# Secant Angles in a Circle II

Secant is another name for a transversal. It's a straight line that crosses another shape of interest. Secants that cross a circle have many different properties. Below, our concern is with the angles formed by two secants that meet in a point, say, A. Such angles are appropriately called secant angles. In the applet, the lines can be dragged parallel to themselves or rotated around the points next to the applets' border. (The applet and the taken approach have been suggested by Stuart Anderson.)

With the exception of the case where A lies on the circle, the secant angle intercepts two arcs on the circle: BC and DE, in the applet. The secant angle equals half the sum of the angular measure of the two arcs (for A inside the circle) or half their difference (for A outside the circle). In the case where one of the secants is tangent to the circle, A still lies outside the circle and the angle intercepts two arcs. The angle is half their difference, as before.

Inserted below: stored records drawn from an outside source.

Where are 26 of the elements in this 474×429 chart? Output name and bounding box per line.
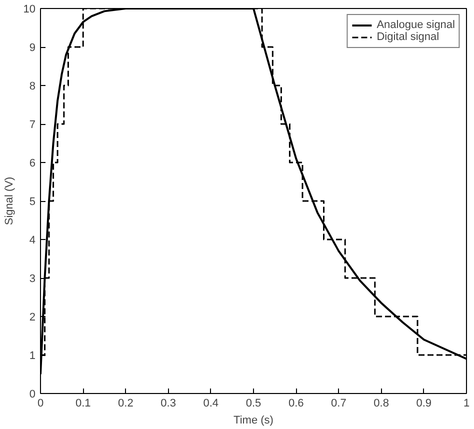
- y-axis-title: Signal (V): [3, 176, 16, 226]
- x-tick-label: 0.8: [374, 398, 389, 410]
- y-tick-label: 5: [29, 196, 36, 208]
- x-tick-label: 0.2: [118, 398, 134, 410]
- legend-label: Digital signal: [376, 31, 440, 43]
- y-tick-label: 10: [23, 4, 36, 16]
- y-tick-label: 1: [29, 350, 36, 362]
- x-tick-label: 0.3: [160, 398, 176, 410]
- y-tick-label: 0: [29, 388, 36, 400]
- y-tick-label: 4: [29, 234, 36, 246]
- x-tick-label: 0.4: [203, 398, 219, 410]
- x-tick-label: 0.5: [246, 398, 262, 410]
- x-tick-label: 0.1: [75, 398, 91, 410]
- x-axis-title: Time (s): [234, 414, 274, 426]
- y-tick-label: 6: [29, 158, 36, 170]
- y-tick-label: 3: [29, 273, 36, 285]
- x-tick-label: 0.7: [331, 398, 346, 410]
- x-tick-label: 0: [37, 398, 44, 410]
- x-tick-label: 1: [463, 398, 470, 410]
- legend-label: Analogue signal: [376, 19, 455, 31]
- y-tick-label: 7: [29, 119, 36, 131]
- y-tick-label: 9: [29, 42, 36, 54]
- x-tick-label: 0.6: [288, 398, 304, 410]
- y-tick-label: 2: [29, 312, 36, 324]
- y-tick-label: 8: [29, 80, 36, 92]
- x-tick-label: 0.9: [416, 398, 432, 410]
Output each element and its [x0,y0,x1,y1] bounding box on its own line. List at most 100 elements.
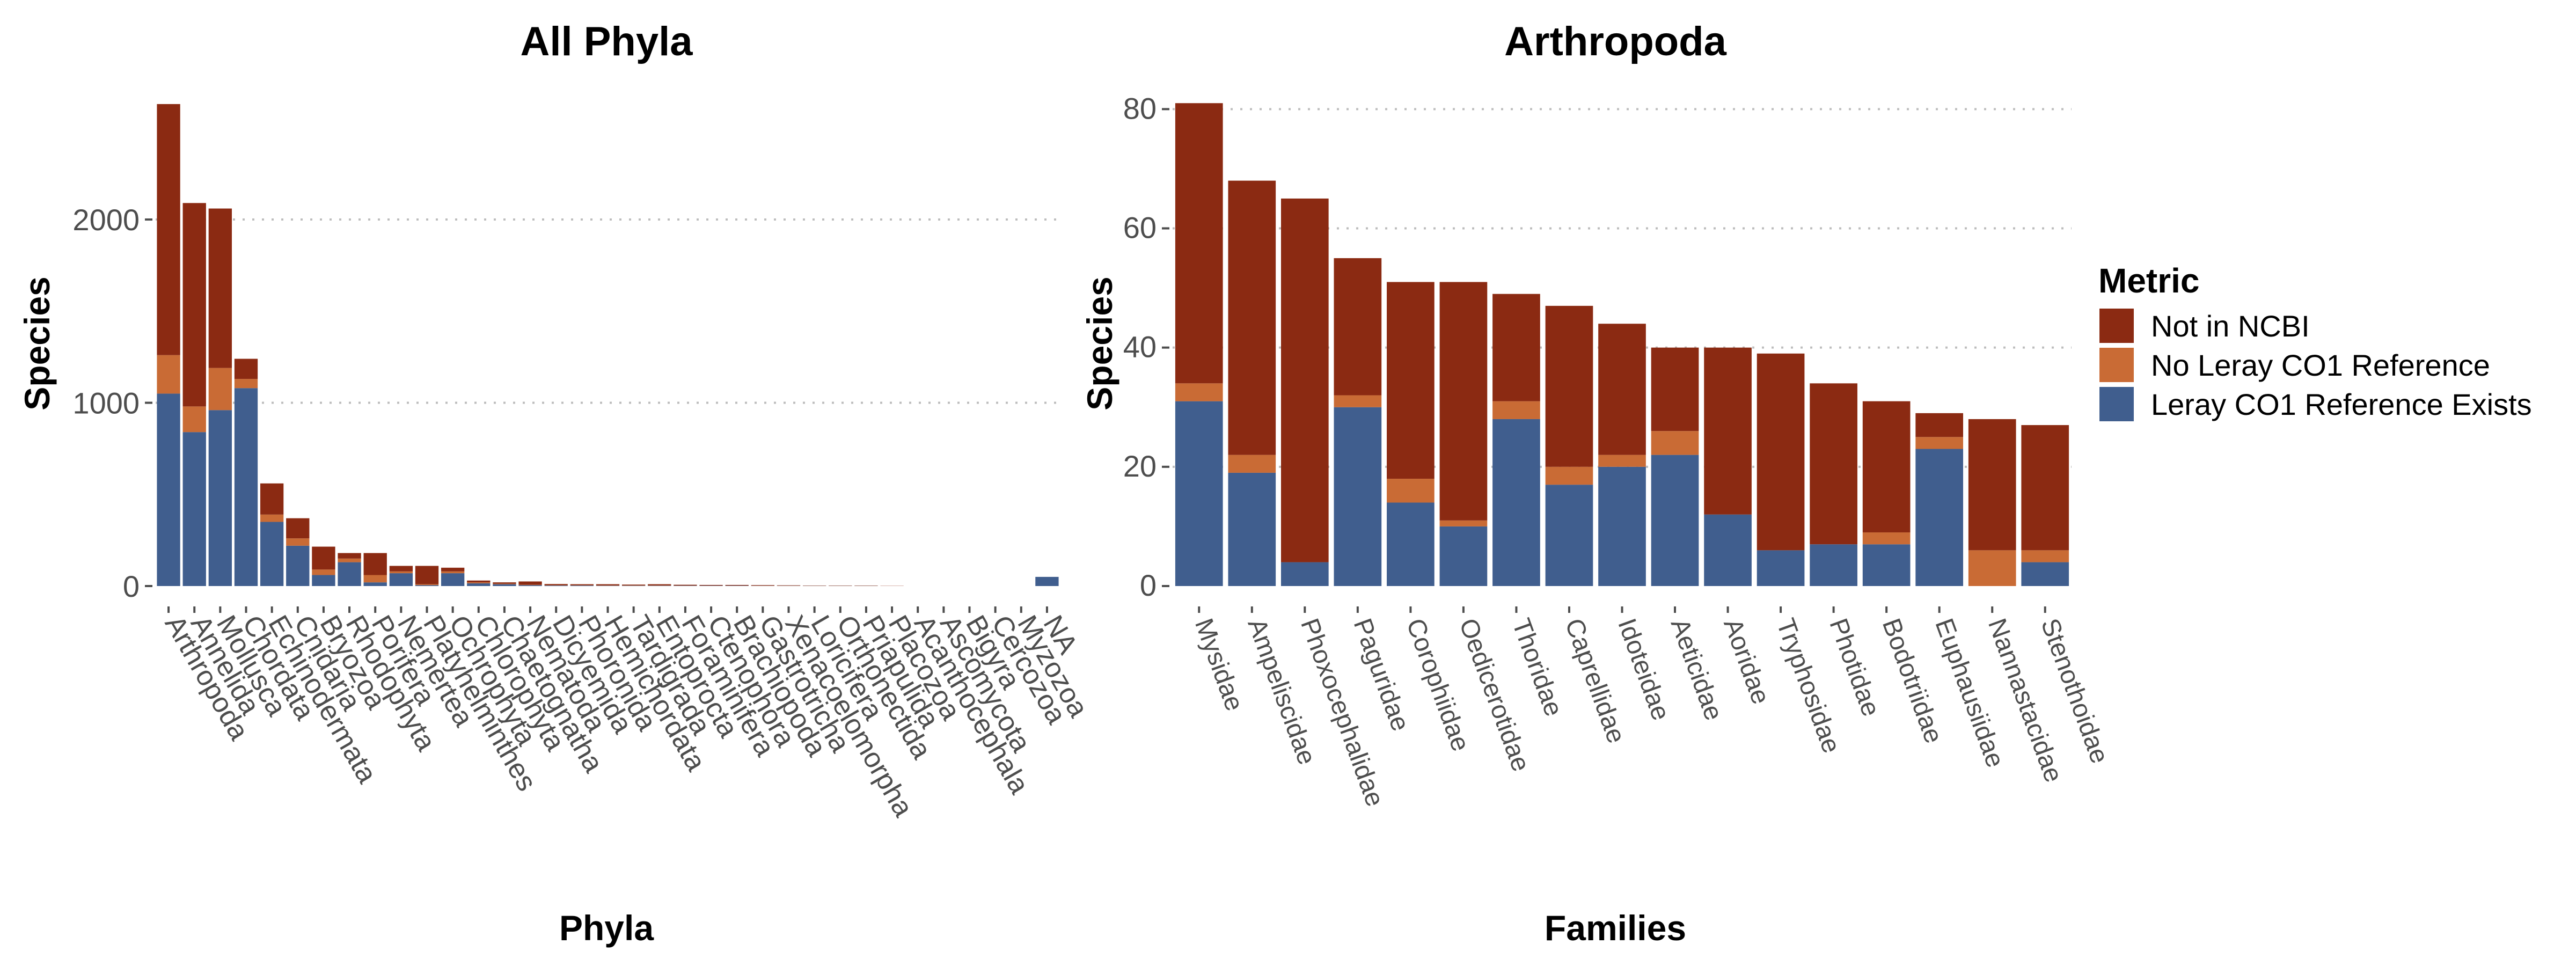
bar-phoxocephalidae-leray-co1-reference-exists [1280,562,1329,586]
bar-echinodermata-no-leray-co1-reference [260,514,284,522]
panel-arthropoda: Arthropoda 0 20 40 60 80 MysidaeAmpeliscidae… [1080,19,2114,948]
bar-porifera-leray-co1-reference-exists [363,582,387,586]
bar-idoteidae-no-leray-co1-reference [1598,455,1646,467]
bar-brachiopoda-not-in-ncbi [725,584,749,586]
bar-cnidaria-not-in-ncbi [286,518,310,539]
bar-aeticidae-leray-co1-reference-exists [1651,455,1699,586]
bar-cnidaria-no-leray-co1-reference [286,538,310,546]
bar-nemertea-not-in-ncbi [389,566,413,572]
bar-nematoda-leray-co1-reference-exists [518,585,542,586]
bar-paguridae-no-leray-co1-reference [1334,395,1382,407]
gridlines-all-phyla [156,218,1060,404]
bar-nannastacidae-no-leray-co1-reference [1968,550,2016,586]
x-tick-label-aoridae: Aoridae [1718,615,1775,708]
bar-photidae-leray-co1-reference-exists [1810,544,1857,586]
bar-photidae-not-in-ncbi [1810,383,1857,545]
bar-paguridae-leray-co1-reference-exists [1334,407,1382,586]
bar-platyhelminthes-leray-co1-reference-exists [415,585,439,586]
bar-bodotriidae-no-leray-co1-reference [1862,532,1911,545]
legend: Metric Not in NCBI No Leray CO1 Referenc… [2098,261,2532,421]
bar-phoronida-no-leray-co1-reference [570,585,594,586]
x-axis-title-arthropoda: Families [1545,908,1686,948]
bar-idoteidae-not-in-ncbi [1598,324,1646,455]
bar-aeticidae-not-in-ncbi [1651,347,1699,431]
bar-corophiidae-not-in-ncbi [1387,282,1435,479]
bar-na-leray-co1-reference-exists [1035,576,1059,586]
x-tick-label-photidae: Photidae [1824,615,1885,720]
bar-ampeliscidae-not-in-ncbi [1228,180,1276,455]
bar-oedicerotidae-leray-co1-reference-exists [1439,526,1488,586]
bar-corophiidae-leray-co1-reference-exists [1387,502,1435,586]
bar-stenothoidae-no-leray-co1-reference [2021,550,2069,562]
bar-thoridae-no-leray-co1-reference [1492,401,1540,419]
bar-aoridae-not-in-ncbi [1704,347,1752,515]
y-axis-title-all-phyla: Species [17,276,57,411]
bar-arthropoda-leray-co1-reference-exists [157,393,180,586]
bar-ctenophora-not-in-ncbi [699,584,723,586]
bar-echinodermata-not-in-ncbi [260,483,284,515]
legend-swatch-leray-exists [2099,387,2134,421]
y-tick-label: 0 [123,569,140,603]
y-axis-title-arthropoda: Species [1080,276,1119,411]
bar-nematoda-not-in-ncbi [518,581,542,585]
legend-label-leray-exists: Leray CO1 Reference Exists [2151,387,2532,421]
bar-thoridae-not-in-ncbi [1492,294,1540,401]
bar-mollusca-leray-co1-reference-exists [208,410,232,586]
legend-title: Metric [2098,261,2200,300]
bar-annelida-leray-co1-reference-exists [182,432,206,586]
bar-bryozoa-no-leray-co1-reference [312,569,335,575]
bar-arthropoda-no-leray-co1-reference [157,355,180,394]
bar-porifera-not-in-ncbi [363,553,387,575]
x-ticks-all-phyla: ArthropodaAnnelidaMolluscaChordataEchino… [159,606,1094,822]
bar-arthropoda-not-in-ncbi [157,104,180,355]
bar-phoxocephalidae-not-in-ncbi [1280,198,1329,562]
bar-chordata-leray-co1-reference-exists [234,388,258,586]
bar-nannastacidae-not-in-ncbi [1968,419,2016,551]
bar-euphausiidae-not-in-ncbi [1915,413,1964,437]
bar-echinodermata-leray-co1-reference-exists [260,522,284,586]
bar-nemertea-no-leray-co1-reference [389,571,413,574]
bar-platyhelminthes-not-in-ncbi [415,566,439,584]
bar-chlorophyta-leray-co1-reference-exists [467,583,491,586]
bar-annelida-no-leray-co1-reference [182,406,206,433]
bar-ochrophyta-no-leray-co1-reference [441,571,465,574]
y-tick-label: 80 [1123,91,1157,125]
bar-cnidaria-leray-co1-reference-exists [286,545,310,586]
bar-ochrophyta-not-in-ncbi [441,567,465,572]
bar-thoridae-leray-co1-reference-exists [1492,419,1540,586]
x-tick-label-idoteidae: Idoteidae [1612,615,1675,724]
bar-mollusca-not-in-ncbi [208,208,232,368]
bar-oedicerotidae-no-leray-co1-reference [1439,520,1488,526]
bar-corophiidae-no-leray-co1-reference [1387,479,1435,503]
legend-label-not-in-ncbi: Not in NCBI [2151,309,2310,343]
y-tick-label: 1000 [72,386,140,420]
panel-title-arthropoda: Arthropoda [1504,19,1726,64]
bar-rhodophyta-not-in-ncbi [338,553,361,559]
bar-dicyemida-not-in-ncbi [544,584,568,586]
bar-paguridae-not-in-ncbi [1334,258,1382,396]
y-ticks-arthropoda: 0 20 40 60 80 [1123,91,1169,602]
bar-nemertea-leray-co1-reference-exists [389,573,413,586]
bar-gastrotricha-not-in-ncbi [751,585,775,586]
bar-aeticidae-no-leray-co1-reference [1651,431,1699,455]
bar-foraminifera-not-in-ncbi [674,584,697,586]
bar-bodotriidae-leray-co1-reference-exists [1862,544,1911,586]
bar-rhodophyta-leray-co1-reference-exists [338,562,361,586]
panel-title-all-phyla: All Phyla [521,19,693,64]
bar-chaetognatha-not-in-ncbi [493,582,516,584]
bar-bryozoa-not-in-ncbi [312,546,335,570]
bar-porifera-no-leray-co1-reference [363,575,387,583]
x-tick-label-mysidae: Mysidae [1189,615,1249,715]
bar-chordata-not-in-ncbi [234,358,258,379]
bar-mollusca-no-leray-co1-reference [208,368,232,411]
bar-mysidae-not-in-ncbi [1175,103,1223,384]
x-axis-title-all-phyla: Phyla [559,908,654,948]
bar-chlorophyta-not-in-ncbi [467,580,491,583]
bar-phoronida-not-in-ncbi [570,584,594,586]
bar-stenothoidae-leray-co1-reference-exists [2021,562,2069,586]
bar-nematoda-no-leray-co1-reference [518,584,542,586]
bar-ampeliscidae-leray-co1-reference-exists [1228,472,1276,586]
bar-idoteidae-leray-co1-reference-exists [1598,466,1646,586]
bar-tryphosidae-not-in-ncbi [1757,353,1805,551]
panel-all-phyla: All Phyla 0 1000 2000 ArthropodaAnnelidaMo… [17,19,1094,948]
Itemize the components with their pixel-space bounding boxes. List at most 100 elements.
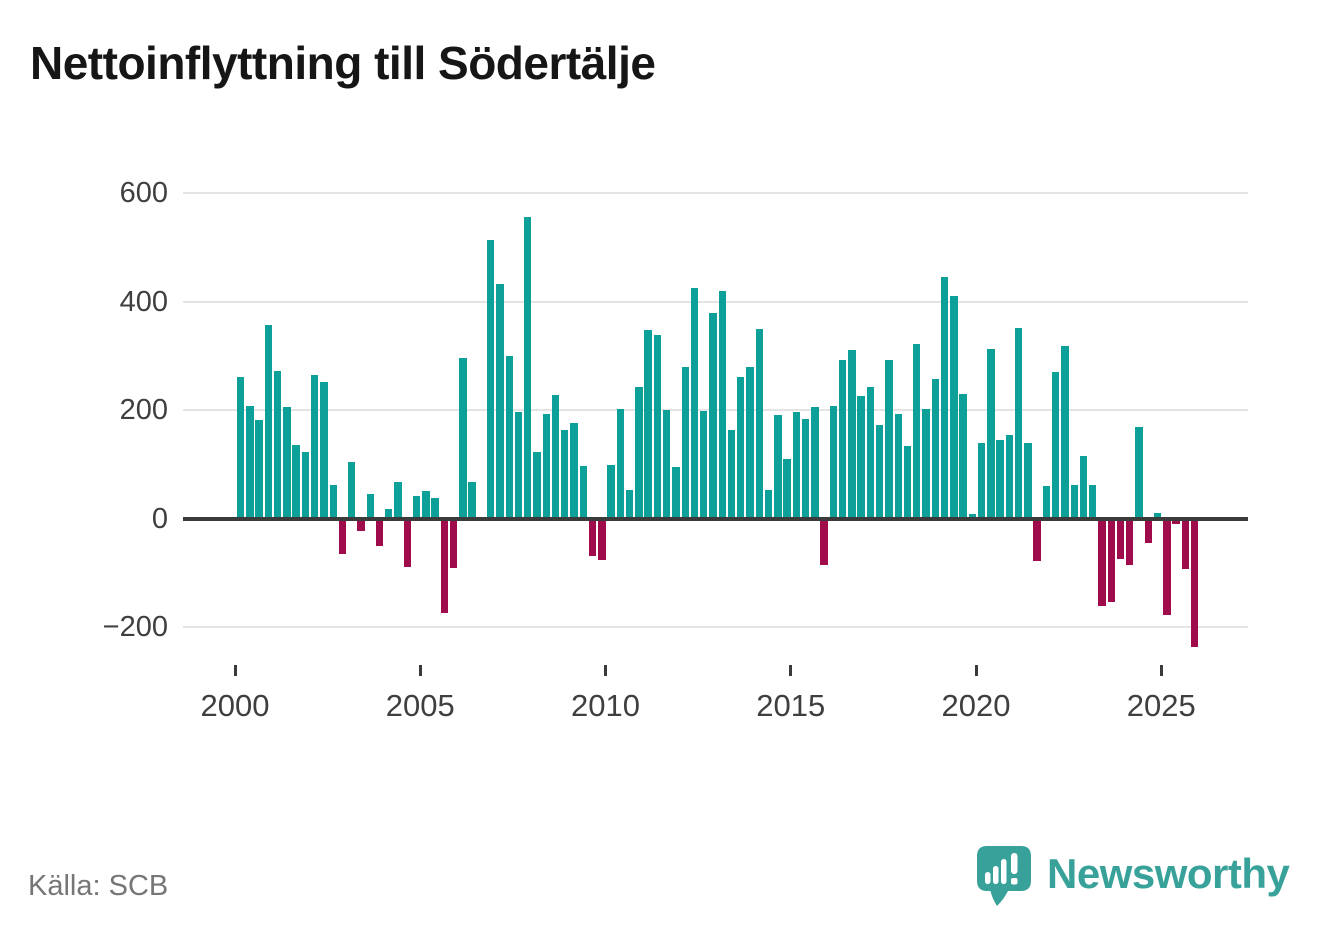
bar (801, 419, 810, 519)
bar (792, 411, 801, 519)
bar (496, 284, 504, 519)
bar (876, 425, 884, 519)
bar (931, 378, 939, 519)
bar (1052, 372, 1060, 519)
y-tick-label: 200 (119, 394, 168, 426)
x-tick-label: 2005 (385, 688, 455, 723)
bar (755, 328, 763, 519)
bar (338, 518, 347, 555)
bar (857, 396, 865, 519)
bar (524, 216, 532, 519)
bar (811, 406, 819, 519)
bar (486, 240, 495, 519)
bar (616, 409, 625, 519)
bar (672, 466, 680, 519)
logo-bar-small (985, 872, 991, 884)
bar (283, 407, 291, 519)
x-tick-mark (233, 665, 237, 676)
bar (468, 481, 476, 519)
bar (385, 509, 393, 519)
bar (700, 411, 708, 519)
bar (783, 458, 791, 519)
bar (514, 411, 523, 519)
bar (412, 496, 421, 519)
bar (690, 287, 699, 519)
chart-title: Nettoinflyttning till Södertälje (30, 37, 656, 89)
bar (449, 518, 458, 569)
x-tick-label: 2000 (200, 688, 270, 723)
bar (885, 359, 893, 519)
gridline (183, 192, 1248, 194)
bar (422, 491, 430, 519)
bar (542, 414, 550, 519)
bar (1098, 518, 1106, 607)
bar (1042, 485, 1051, 519)
bar (1144, 518, 1153, 543)
bar (431, 497, 439, 519)
bar (394, 482, 402, 519)
bar (1033, 518, 1041, 561)
bar (1070, 484, 1078, 519)
x-tick-mark (789, 665, 793, 676)
bar (301, 452, 310, 519)
bar (727, 430, 736, 519)
bar (1126, 518, 1134, 565)
bar (292, 445, 300, 519)
bar (1135, 427, 1143, 519)
bar (959, 393, 967, 519)
y-tick-label: 600 (119, 177, 168, 209)
bar (922, 409, 930, 519)
x-tick-label: 2010 (571, 688, 640, 723)
bar (588, 518, 597, 557)
logo-exclamation-dot (1011, 878, 1018, 885)
bar (1116, 518, 1125, 560)
bar (236, 377, 245, 519)
bar (329, 485, 337, 519)
bar (551, 395, 560, 519)
bar (866, 387, 875, 519)
x-tick-mark (418, 665, 422, 676)
bar (505, 355, 513, 519)
gridline (183, 300, 1248, 303)
bar (375, 518, 384, 547)
bar (246, 406, 254, 519)
bar (940, 277, 949, 519)
bar (1181, 518, 1190, 569)
bar (977, 442, 986, 519)
bar (950, 296, 958, 519)
bar (357, 518, 365, 531)
bar (764, 490, 773, 519)
bar (968, 514, 977, 519)
bar (718, 290, 726, 519)
bar (644, 330, 652, 519)
x-tick-label: 2015 (756, 688, 826, 723)
bar (459, 358, 467, 519)
bar (1190, 518, 1199, 648)
gridline (183, 626, 1248, 628)
bar (635, 387, 643, 519)
source-label: Källa: SCB (28, 870, 169, 902)
zero-axis-line (183, 516, 1248, 521)
bar (820, 518, 828, 566)
bar (264, 325, 273, 519)
y-tick-label: 0 (151, 502, 168, 535)
bar (625, 490, 634, 519)
y-tick-label: −200 (102, 611, 168, 643)
bar (403, 518, 412, 568)
bar (1061, 345, 1069, 519)
x-tick-mark (1159, 665, 1163, 676)
bar (598, 518, 606, 560)
bar (996, 439, 1004, 519)
bar (829, 406, 838, 519)
newsworthy-wordmark: Newsworthy (1047, 850, 1290, 897)
bar (1024, 442, 1032, 519)
bar (320, 381, 328, 519)
bar (255, 420, 263, 519)
bar (662, 410, 671, 519)
bar (1089, 485, 1097, 519)
bar (1107, 518, 1115, 602)
bar (681, 366, 689, 519)
bar (533, 451, 541, 519)
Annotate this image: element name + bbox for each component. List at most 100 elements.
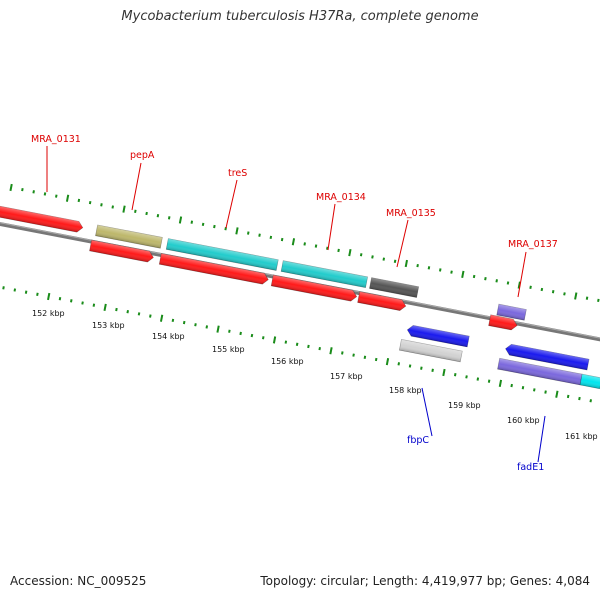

### This applet requires Sun's Java VM 2 which your browser may perceive as a popup. Which it is not. If you want to see the applet work, visit Sun's website at https://www.java.com/en/download/index.jsp, download and install Java VM and enjoy the applet.

 What if applet does not run?

(A more traditional approach appears elsewhere.)

A key observation here is that we know up front that in some cases our statement is correct. Indeed, if the two lines cross at the center of the circle, they form a central angle whose measure is, by definition, the measure of the subtending arc. If we consider a pair of vertical angles, each of them will be equal to half the sum of the two arcs cut off by the straight lines.

Now, shift one of the lines so as to keep it parallel to its original position. This operation will not change the angle between the two lines. The arcs cut off by the two will however change. They will change by the same angular measure. Sometimes they will both grow or shrink and sometimes one of them will grow, while the other will decrease. The applet helps surmise when each of the cases takes place.

The important observation is that a parallel translation of a line does not violate the relationship between the angle and the cut-off arcs. The latter statement is true for small translations. To make it true universally, it is convenient to introduce the notion of a directed (or signed) arc.

To this end a direction (orientation) is chosen on the circle. It is either clockwise or anticlockwise. A circular arc is defined by two points of which is selected as the beginning and the other as the end of the arc. Such designation induces a direction on the arc: "from the beginning to the end". If this direction agrees with that of the circle, the arc's angular measure is considered positive. If the direction does not agree with the orientation of the circle, the arc's angular measure is considered negative.

In the context of the argument below, one of the chords is selected to be the "first", the other the "second". The arcs they form are measured from a point of intersection with the circle of the first line to the point of intersection of the second line. Thus, for example, if the two secants meet inside the circle, the two chords they form have the same signs. If the secants meet outside the circle, the two chords are of different signs.

In S. Anderson's words:

Let chords BD and CE cross at A (inside or outside the circle), and let them meet at a fixed angle theta. Then the sum of the (signed) arcs BC and DE is independent of the location of A.

Proof: Let B'D' be a new chord parallel to BD, meeting CE at A'. Then the (unsigned) arcs BB' and DD' are equal by symmetry around the common perpendicular bisector of BD and B'D'. But one of these arcs is added and one is removed from the arcs BC and DE to form arcs B'C and D'E. Therefore the sum of the arcs remains constant.

Similarly, one can move chord CE to a new position, causing A to slide along BD. The requirement that BD and CE be chords means that A must lie within a circumscribed parallelogram with sides parallel to BD and CE. Within this region, the two chord-sliding operations clearly suffice to move A from any point to any other point, therefore the sum of signed arcs is constant as required. QED

I specifically wanted to prove this without using the theorem that inscribed angles subtending the same arc are equal, because this is a simple consequence of the general result, and I wanted a "pure" proof. On the other hand, this would make a good example of a special case being equivalent to the general case.

General implies Special: Move A first to the center and second to the periphery of the circle. At the periphery, one arc vanishes, say, DE. Then arc BC is equal to the sum of the arcs found with A at the circle center, which are equal by symmetry. Therefore a given inscribed angle subtends twice the arc of the equal central angle.

Special implies General: Construct the extra line CD. Then angle DCE subtends arc DE and angle BDC subtends arc BC. Considering the triangle CAD and the two pairs of vertical angles at A shows that angle DCE + BDC = BAC = DAE. Therefore by the special case, an angle equal to BAC placed at the circle center would subtend an arc equal to half the sum of arcs BC and DE. Thus placing A at the circle center would cause two equal arcs to be subtended, each equal to half BC + DE. Therefore, the arcs subtended by intersecting chords at any location A sum to the same value as when A is at the circle center, and hence the sum of arcs BC and DE is constant.